The two men, who have in the past been bitter rivals, announced the deal at a ceremony at parliament, with Lieberman pledging to be "balanced" and saying he was committed to "responsible, reasonable policy."
Netanyahu said that "we are joining hands now to march Israel forward." The move to hand the defence ministry to the 57-year-old hardliner has sparked deep concern among Israeli centrist and left-wing politicians, as well as among some of Netanyahu's Likud party colleagues.

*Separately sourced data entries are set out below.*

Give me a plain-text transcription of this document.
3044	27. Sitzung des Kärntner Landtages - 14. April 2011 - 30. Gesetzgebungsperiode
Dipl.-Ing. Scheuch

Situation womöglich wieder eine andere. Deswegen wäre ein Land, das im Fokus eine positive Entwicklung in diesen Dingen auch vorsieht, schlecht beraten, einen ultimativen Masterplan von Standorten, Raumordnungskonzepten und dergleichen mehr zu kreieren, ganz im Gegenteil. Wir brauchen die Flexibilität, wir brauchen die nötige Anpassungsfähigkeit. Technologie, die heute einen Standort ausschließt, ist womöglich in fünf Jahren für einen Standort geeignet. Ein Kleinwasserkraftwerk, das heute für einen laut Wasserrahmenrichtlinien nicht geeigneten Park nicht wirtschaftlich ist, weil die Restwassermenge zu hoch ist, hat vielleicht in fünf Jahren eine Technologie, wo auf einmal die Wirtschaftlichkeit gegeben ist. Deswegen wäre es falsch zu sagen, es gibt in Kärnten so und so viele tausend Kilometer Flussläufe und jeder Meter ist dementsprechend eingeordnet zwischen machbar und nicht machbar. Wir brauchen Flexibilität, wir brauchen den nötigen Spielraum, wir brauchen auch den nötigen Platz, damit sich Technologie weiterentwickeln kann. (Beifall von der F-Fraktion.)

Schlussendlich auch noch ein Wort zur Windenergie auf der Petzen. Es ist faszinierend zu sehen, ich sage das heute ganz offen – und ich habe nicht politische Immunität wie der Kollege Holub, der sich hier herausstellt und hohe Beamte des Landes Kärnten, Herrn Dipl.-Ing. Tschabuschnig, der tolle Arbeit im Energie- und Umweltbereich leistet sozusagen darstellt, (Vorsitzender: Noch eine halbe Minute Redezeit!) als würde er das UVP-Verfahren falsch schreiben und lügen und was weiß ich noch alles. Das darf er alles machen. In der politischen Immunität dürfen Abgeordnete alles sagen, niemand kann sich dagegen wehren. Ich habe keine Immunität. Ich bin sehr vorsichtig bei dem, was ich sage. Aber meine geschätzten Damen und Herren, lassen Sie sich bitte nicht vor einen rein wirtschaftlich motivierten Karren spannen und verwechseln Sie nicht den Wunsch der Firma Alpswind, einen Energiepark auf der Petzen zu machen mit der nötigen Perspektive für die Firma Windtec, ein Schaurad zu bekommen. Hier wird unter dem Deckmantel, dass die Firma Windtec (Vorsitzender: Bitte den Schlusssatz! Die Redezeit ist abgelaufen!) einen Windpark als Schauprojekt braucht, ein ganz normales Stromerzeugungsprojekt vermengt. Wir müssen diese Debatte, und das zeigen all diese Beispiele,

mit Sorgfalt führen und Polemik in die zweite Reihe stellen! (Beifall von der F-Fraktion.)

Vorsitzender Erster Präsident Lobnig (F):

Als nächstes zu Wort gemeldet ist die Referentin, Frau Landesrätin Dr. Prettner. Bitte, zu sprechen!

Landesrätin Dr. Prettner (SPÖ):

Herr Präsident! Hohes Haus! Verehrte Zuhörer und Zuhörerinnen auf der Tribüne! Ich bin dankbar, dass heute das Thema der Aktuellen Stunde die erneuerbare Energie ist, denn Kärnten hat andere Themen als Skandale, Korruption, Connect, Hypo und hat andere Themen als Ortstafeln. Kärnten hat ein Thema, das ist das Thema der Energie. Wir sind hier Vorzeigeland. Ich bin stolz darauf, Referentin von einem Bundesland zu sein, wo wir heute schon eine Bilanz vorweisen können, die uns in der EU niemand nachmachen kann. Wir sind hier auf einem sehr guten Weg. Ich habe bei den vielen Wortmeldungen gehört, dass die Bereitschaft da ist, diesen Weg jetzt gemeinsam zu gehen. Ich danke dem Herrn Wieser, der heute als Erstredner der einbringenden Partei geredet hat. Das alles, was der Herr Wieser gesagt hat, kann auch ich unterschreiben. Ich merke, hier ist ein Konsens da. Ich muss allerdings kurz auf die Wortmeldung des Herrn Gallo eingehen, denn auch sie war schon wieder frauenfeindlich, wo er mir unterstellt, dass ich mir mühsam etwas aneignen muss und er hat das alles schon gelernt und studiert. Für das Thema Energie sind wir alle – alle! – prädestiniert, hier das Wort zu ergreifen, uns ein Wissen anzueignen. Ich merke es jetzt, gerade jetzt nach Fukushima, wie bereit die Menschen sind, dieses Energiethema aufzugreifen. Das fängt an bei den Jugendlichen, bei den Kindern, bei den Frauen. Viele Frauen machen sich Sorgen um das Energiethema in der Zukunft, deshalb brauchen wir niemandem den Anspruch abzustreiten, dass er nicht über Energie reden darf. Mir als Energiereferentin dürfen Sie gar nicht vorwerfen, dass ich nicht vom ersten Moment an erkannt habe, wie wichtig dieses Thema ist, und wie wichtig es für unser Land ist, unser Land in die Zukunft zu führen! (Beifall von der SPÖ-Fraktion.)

Religious nationalists from the Jewish Home party already hold key cabinet positions in Netanyahu's government. Moshe Yaalon, a Likud member who resigned as defence minister on Friday and who has also served as armed forces chief, warned of a rising tide of extremism in the party and the country as a whole.
Former Labour prime minister and defence minister Ehud Barak went further, saying Israel's government "has been infected by the shoots of fascism." The Palestinian leadership condemned Lieberman's move into the government.
"The existence of this government brings a real threat of instability and extremism in the region," Palestinian chief negotiator Saeb Erekat told AFP, adding that the appointment would "result in apartheid, racism and religious and political extremism."
Others say that Lieberman is above all a pragmatic politician who aspires to be prime minister one day, noting that he will face opposition from the security establishment if he seeks to carry out some of his most controversial ideas.
An example of his provocative style was recently on display in comments directed at Ismail Haniya, Islamist movement Hamas's leader in the Gaza Strip. Lieberman said he would give Haniya 48 hours to hand over two detained Israeli civilians and the bodies of soldiers killed in a 2014 war "or you're dead".